It’s a fact: the current state of the sector is making it difficult for charities to operate effectively, and some are closing. Often when this happens—as with the recent case of the 4Children—other charities step in to pick up services that will no longer be delivered by sinking charities. Which begs the question: why wait until the eleventh hour to join forces?
Mergers are an opportunity, not a last resort
It’s common that charities only consider a merger when they’re in financial trouble, but for a healthy merger this is far too late.
Charities that are about to go under are not attractive partners. And mergers that do materialise at this point can never be a coming together of equals, often meaning a missed opportunity for success. This lack of consolidation is bad news for the sector and for the people who need the charities that support them to be at their strongest.
The sector needs to see mergers as an opportunity—not a last resort or a sign of defeat. The possibility of merging should form part of a charity’s regular strategic review, instead of being treated as taboo. Because mergers offer valuable benefits, and are in many cases a no-brainer.
A problem shared
In my previous work as a grants manager I found it excruciating—and not uncommon—to see services being duplicated by very similar applicants competing for the same funds.
Consolidation exploits the economies of scale, making savings in staff, functions and space. This outweighs the upfront costs which, though daunting, are only short term.
There are also many ways to approach a merger. Rehabilitation for Addicted Prisoners Trust and Blue Sky joined up their services but decided to remain separate legal entities. What is clear is that too few mergers are taking place and maintaining the status quo can be very wasteful.

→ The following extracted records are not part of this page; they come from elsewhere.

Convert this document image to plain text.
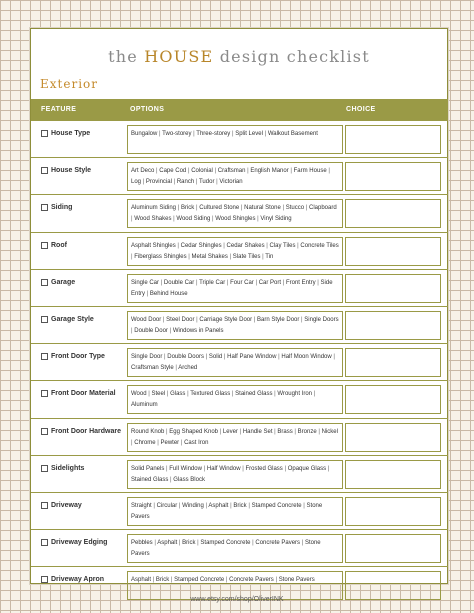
the HOUSE design checklist
Exterior
FEATURE	OPTIONS	CHOICE
House Type	Bungalow | Two-storey | Three-storey | Split Level | Walkout Basement
House Style	Art Deco | Cape Cod | Colonial | Craftsman | English Manor | Farm House | Log | Provincial | Ranch | Tudor | Victorian
Siding	Aluminum Siding | Brick | Cultured Stone | Natural Stone | Stucco | Clapboard | Wood Shakes | Wood Siding | Wood Shingles | Vinyl Siding
Roof	Asphalt Shingles | Cedar Shingles | Cedar Shakes | Clay Tiles | Concrete Tiles | Fiberglass Shingles | Metal Shakes | Slate Tiles | Tin
Garage	Single Car | Double Car | Triple Car | Four Car | Car Port | Front Entry | Side Entry | Behind House
Garage Style	Wood Door | Steel Door | Carriage Style Door | Barn Style Door | Single Doors | Double Door | Windows in Panels
Front Door Type	Single Door | Double Doors | Solid | Half Pane Window | Half Moon Window | Craftsman Style | Arched
Front Door Material	Wood | Steel | Glass | Textured Glass | Stained Glass | Wrought Iron | Aluminum
Front Door Hardware	Round Knob | Egg Shaped Knob | Lever | Handle Set | Brass | Bronze | Nickel | Chrome | Pewter | Cast Iron
Sidelights	Solid Panels | Full Window | Half Window | Frosted Glass | Opaque Glass | Stained Glass | Glass Block
Driveway	Straight | Circular | Winding | Asphalt | Brick | Stamped Concrete | Stone Pavers
Driveway Edging	Pebbles | Asphalt | Brick | Stamped Concrete | Concrete Pavers | Stone Pavers
Driveway Apron	Asphalt | Brick | Stamped Concrete | Concrete Pavers | Stone Pavers
www.etsy.com/shop/OliverINK
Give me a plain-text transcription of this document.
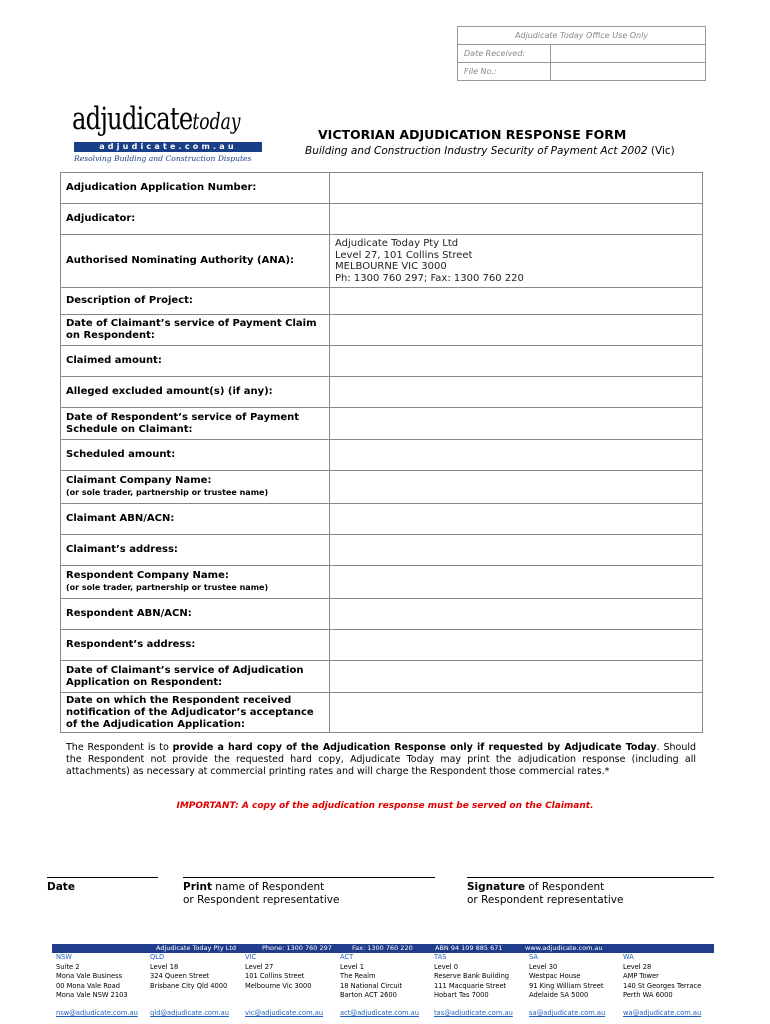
Adjudicate Today Office Use Only	
Date Received:	
File No.:	
adjudicatetoday
adjudicate.com.au
Resolving Building and Construction Disputes
VICTORIAN ADJUDICATION RESPONSE FORM
Building and Construction Industry Security of Payment Act 2002 (Vic)
Adjudication Application Number:	
Adjudicator:	
Authorised Nominating Authority (ANA):	Adjudicate Today Pty Ltd
Level 27, 101 Collins Street
MELBOURNE VIC 3000
Ph: 1300 760 297; Fax: 1300 760 220

Description of Project:	
Date of Claimant’s service of Payment Claim on Respondent:	
Claimed amount:	
Alleged excluded amount(s) (if any):	
Date of Respondent’s service of Payment Schedule on Claimant:	
Scheduled amount:	

Claimant Company Name:
(or sole trader, partnership or trustee name)	

Claimant ABN/ACN:	
Claimant’s address:	

Respondent Company Name:
(or sole trader, partnership or trustee name)	

Respondent ABN/ACN:	
Respondent’s address:	
Date of Claimant’s service of Adjudication Application on Respondent:	
Date on which the Respondent received notification of the Adjudicator’s acceptance of the Adjudication Application:	
The Respondent is to provide a hard copy of the Adjudication Response only if requested by Adjudicate Today. Should the Respondent not provide the requested hard copy, Adjudicate Today may print the adjudication response (including all attachments) as necessary at commercial printing rates and will charge the Respondent those commercial rates.*
IMPORTANT: A copy of the adjudication response must be served on the Claimant.
Date	Print name of Respondent
or Respondent representative
Signature of Respondent
or Respondent representative
Adjudicate Today Pty Ltd	Phone: 1300 760 297	Fax: 1300 760 220	ABN 94 109 885 671	www.adjudicate.com.au
NSW
Suite 2
Mona Vale Business
00 Mona Vale Road
Mona Vale NSW 2103
nsw@adjudicate.com.au
QLD
Level 18
324 Queen Street
Brisbane City Qld 4000
qld@adjudicate.com.au
VIC
Level 27
101 Collins Street
Melbourne Vic 3000
vic@adjudicate.com.au
ACT
Level 1
The Realm
18 National Circuit
Barton ACT 2600
act@adjudicate.com.au
TAS
Level 0
Reserve Bank Building
111 Macquarie Street
Hobart Tas 7000
tas@adjudicate.com.au
SA
Level 30
Westpac House
91 King William Street
Adelaide SA 5000
sa@adjudicate.com.au
WA
Level 28
AMP Tower
140 St Georges Terrace
Perth WA 6000
wa@adjudicate.com.au
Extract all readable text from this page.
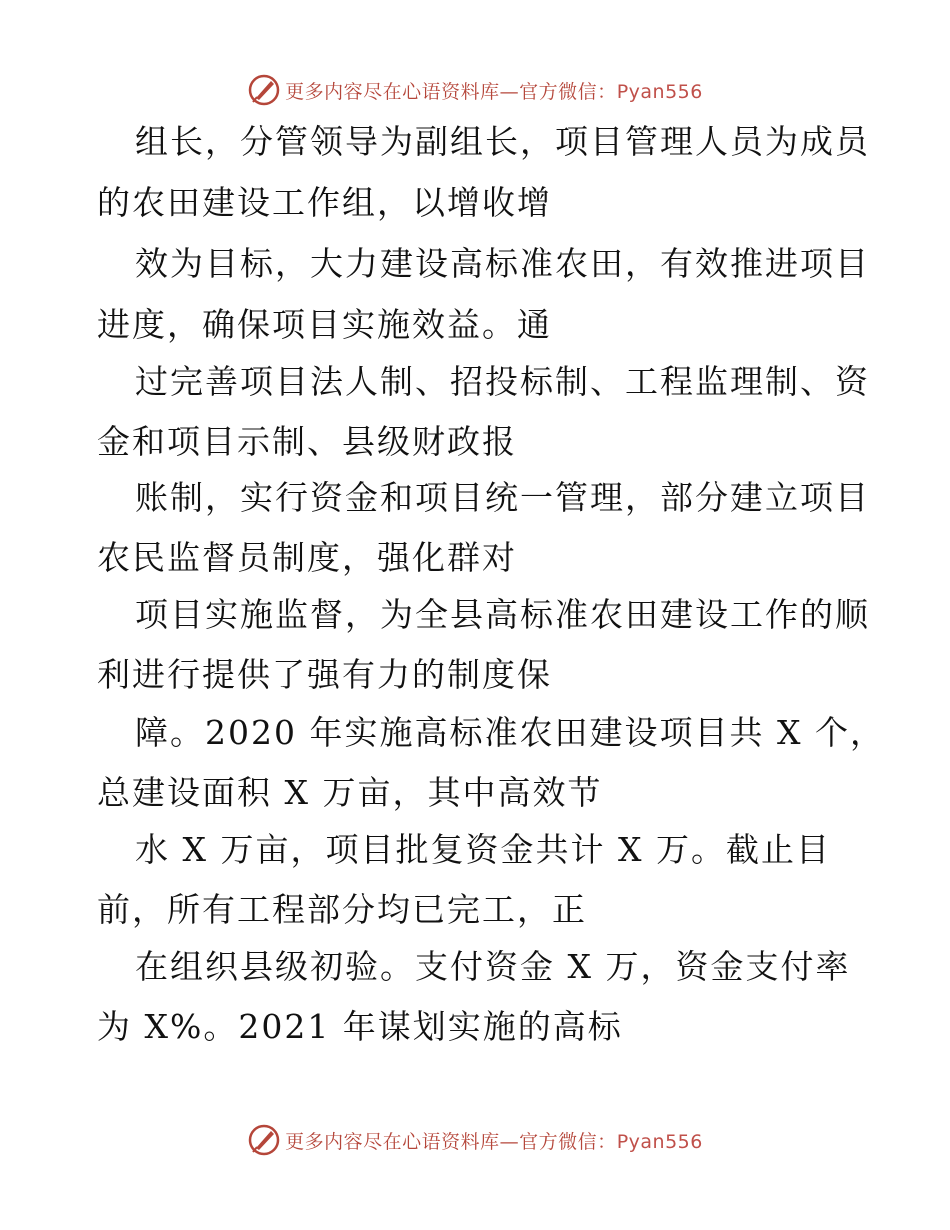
更多内容尽在心语资料库—官方微信：Pyan556
组长，分管领导为副组长，项目管理人员为成员
的农田建设工作组，以增收增
效为目标，大力建设高标准农田，有效推进项目
进度，确保项目实施效益。通
过完善项目法人制、招投标制、工程监理制、资
金和项目示制、县级财政报
账制，实行资金和项目统一管理，部分建立项目
农民监督员制度，强化群对
项目实施监督，为全县高标准农田建设工作的顺
利进行提供了强有力的制度保
障。2020 年实施高标准农田建设项目共 X 个，
总建设面积 X 万亩，其中高效节
水 X 万亩，项目批复资金共计 X 万。截止目
前，所有工程部分均已完工，正
在组织县级初验。支付资金 X 万，资金支付率
为 X%。2021 年谋划实施的高标
更多内容尽在心语资料库—官方微信：Pyan556
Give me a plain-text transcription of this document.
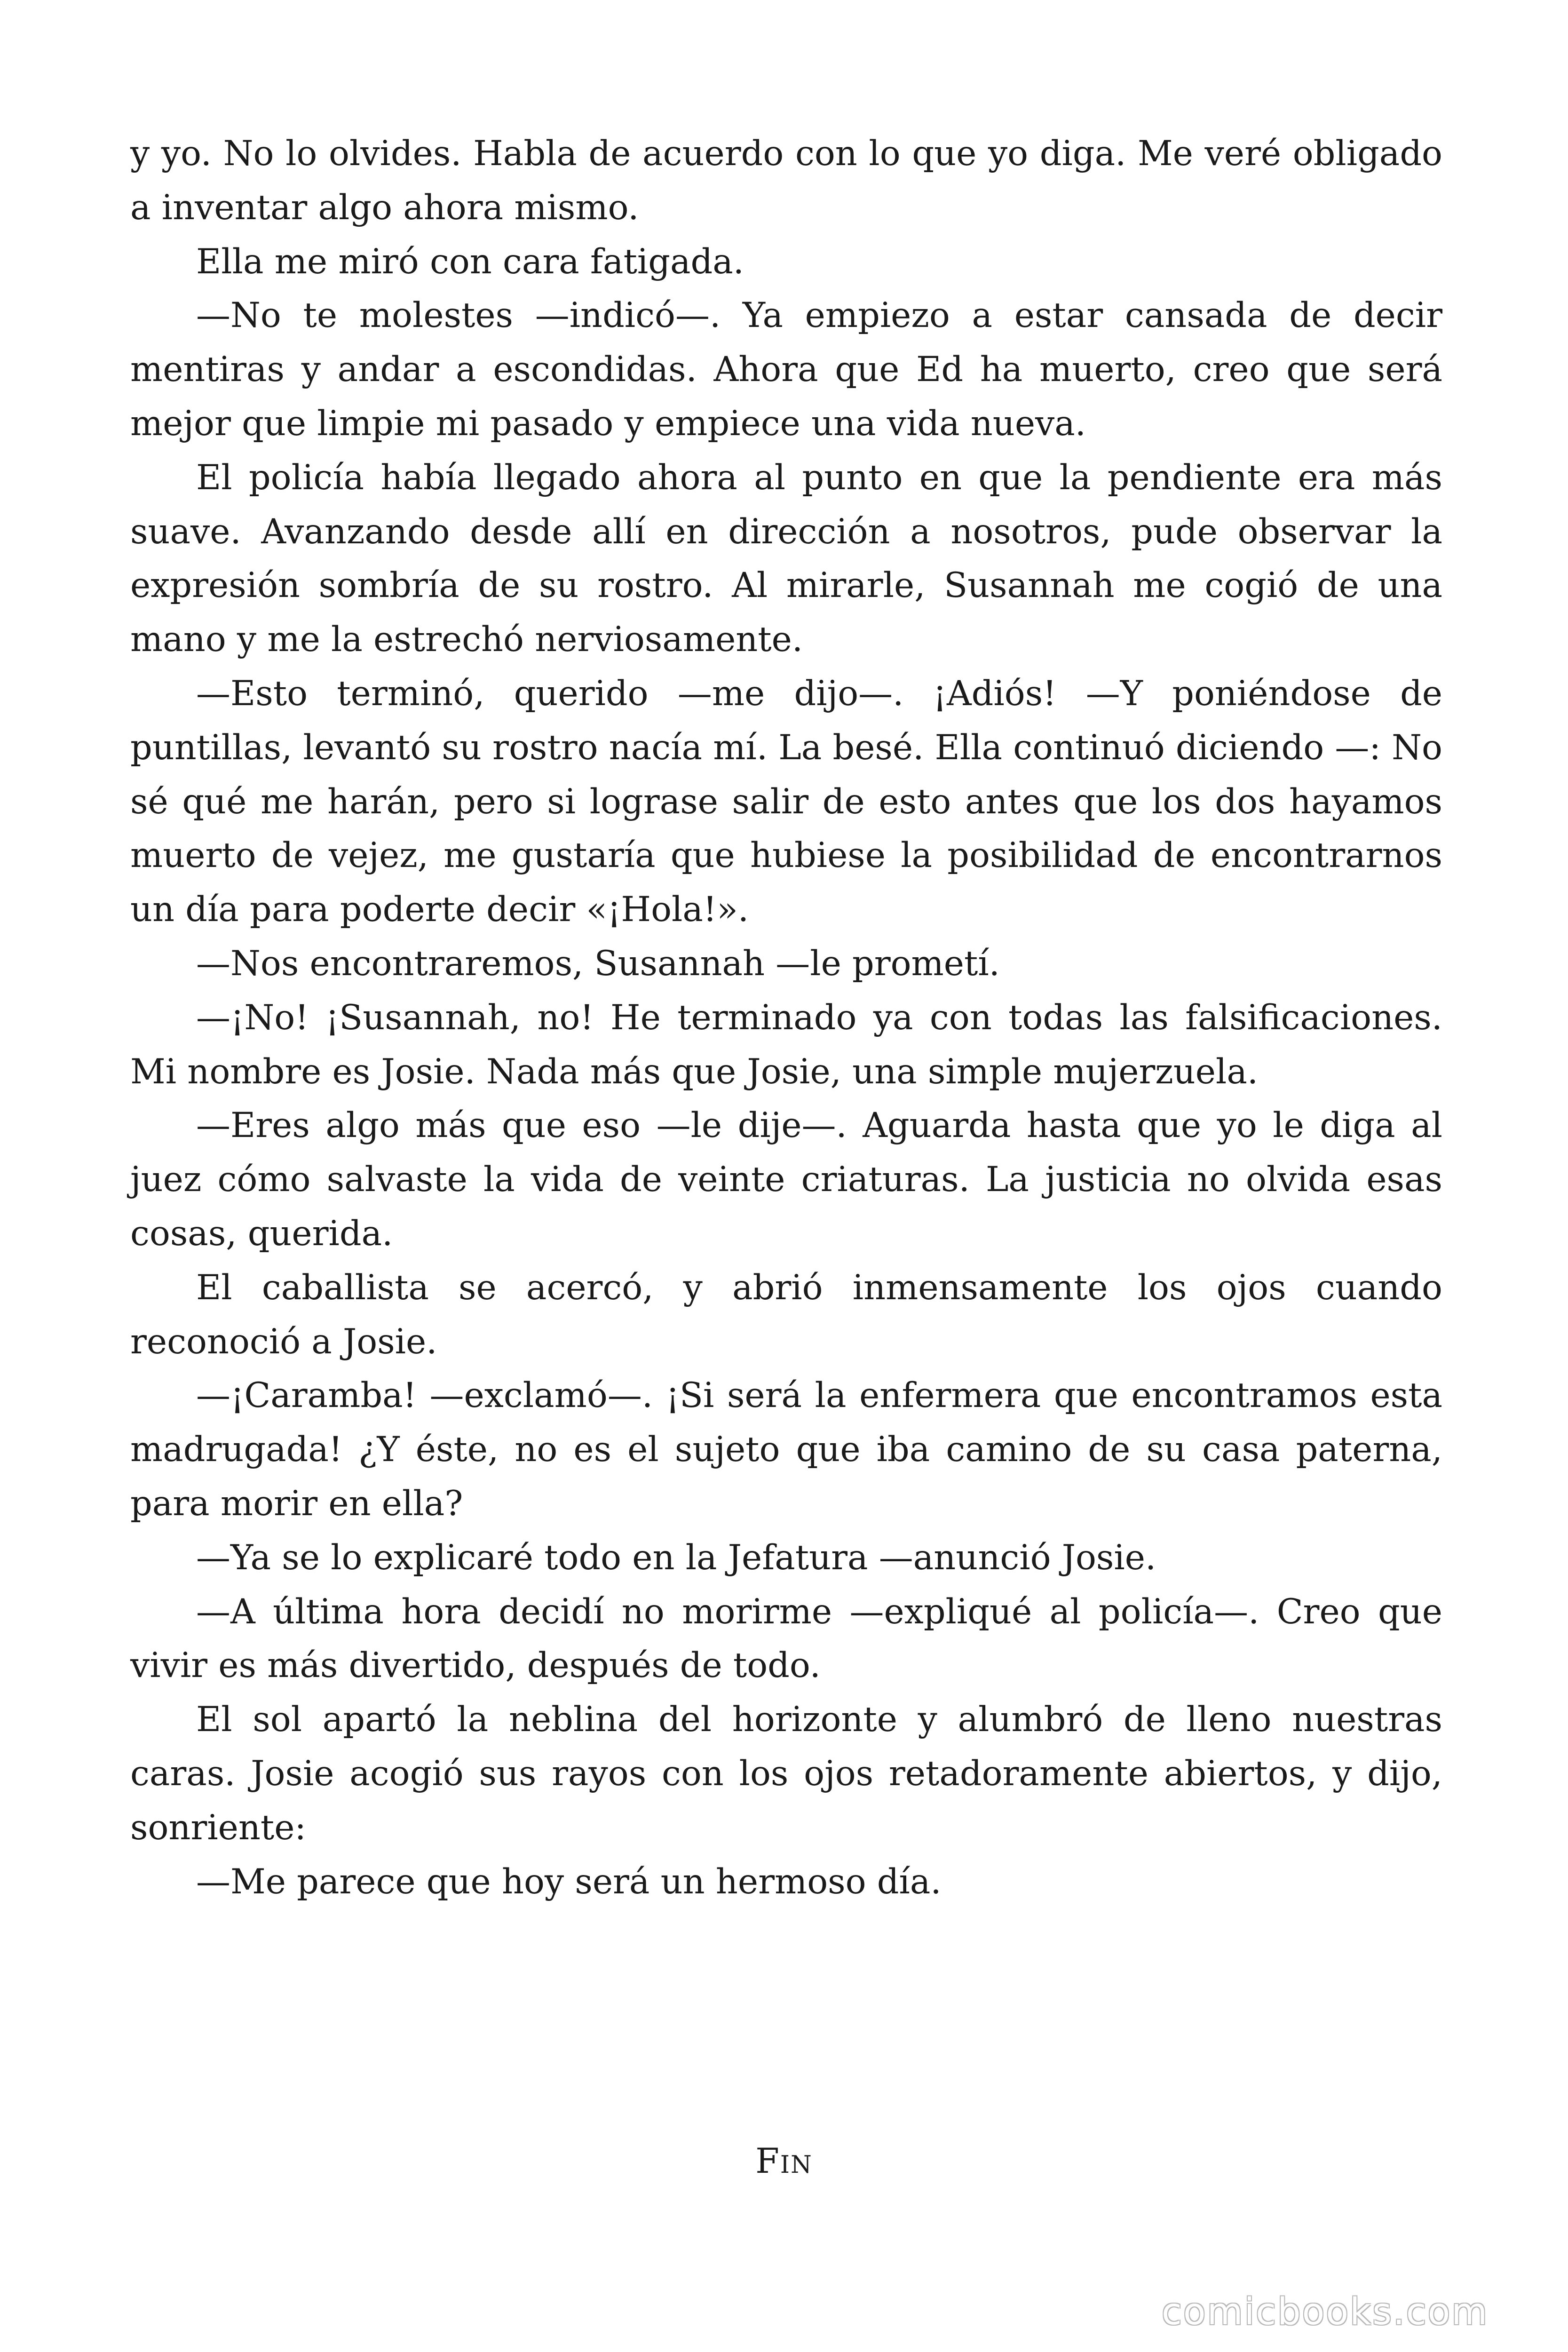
y yo. No lo olvides. Habla de acuerdo con lo que yo diga. Me veré obligado a inventar algo ahora mismo.

Ella me miró con cara fatigada.

—No te molestes —indicó—. Ya empiezo a estar cansada de decir mentiras y andar a escondidas. Ahora que Ed ha muerto, creo que será mejor que limpie mi pasado y empiece una vida nueva.

El policía había llegado ahora al punto en que la pendiente era más suave. Avanzando desde allí en dirección a nosotros, pude observar la expresión sombría de su rostro. Al mirarle, Susannah me cogió de una mano y me la estrechó nerviosamente.

—Esto terminó, querido —me dijo—. ¡Adiós! —Y poniéndose de puntillas, levantó su rostro nacía mí. La besé. Ella continuó diciendo —: No sé qué me harán, pero si lograse salir de esto antes que los dos hayamos muerto de vejez, me gustaría que hubiese la posibilidad de encontrarnos un día para poderte decir «¡Hola!».

—Nos encontraremos, Susannah —le prometí.

—¡No! ¡Susannah, no! He terminado ya con todas las falsificaciones. Mi nombre es Josie. Nada más que Josie, una simple mujerzuela.

—Eres algo más que eso —le dije—. Aguarda hasta que yo le diga al juez cómo salvaste la vida de veinte criaturas. La justicia no olvida esas cosas, querida.

El caballista se acercó, y abrió inmensamente los ojos cuando reconoció a Josie.

—¡Caramba! —exclamó—. ¡Si será la enfermera que encontramos esta madrugada! ¿Y éste, no es el sujeto que iba camino de su casa paterna, para morir en ella?

—Ya se lo explicaré todo en la Jefatura —anunció Josie.

—A última hora decidí no morirme —expliqué al policía—. Creo que vivir es más divertido, después de todo.

El sol apartó la neblina del horizonte y alumbró de lleno nuestras caras. Josie acogió sus rayos con los ojos retadoramente abiertos, y dijo, sonriente:

—Me parece que hoy será un hermoso día.

Fin
comicbooks.com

Joining forces can add real value
Not all mergers are motivated purely by financial reasons. One recommendation from NPC’s 2009 report on mergers highlighted the benefits that could arise if Breast Cancer Campaign and Breakthrough Breast Cancer were to merge.
This actually became a reality last year. As Breast Cancer Now—the UK’s largest breast cancer charity—they aim to use their combined strength to make greater progress in research, and to give breast cancer patients a more powerful voice than they could ever have done separately.
An insider’s view
Up until recently I worked at one of the four charities that came together to form the Masonic Charitable Foundation, a merger that took place in April. These charities were not facing any funding problems. But they recognised that they all broadly shared the same mission and beneficiary pool, had similar fundraising processes and were already working closely together. It just made sense.
My direct experience of a merger showed me it can be a complex and unnerving process with many challenges, costs and fears that are not always apparent at first. But over all it was motivating and energising. It gave staff the chance to access new resources, learn from different perspectives, and rethink solutions to make services more efficient and effective for their beneficiaries. I feel up-skilled by the experience.
Mergers offer charities a real chance of survival when things get tough. But much more than that, mergers—when initiated from a position of strength—can also add considerable value to the work that charities do.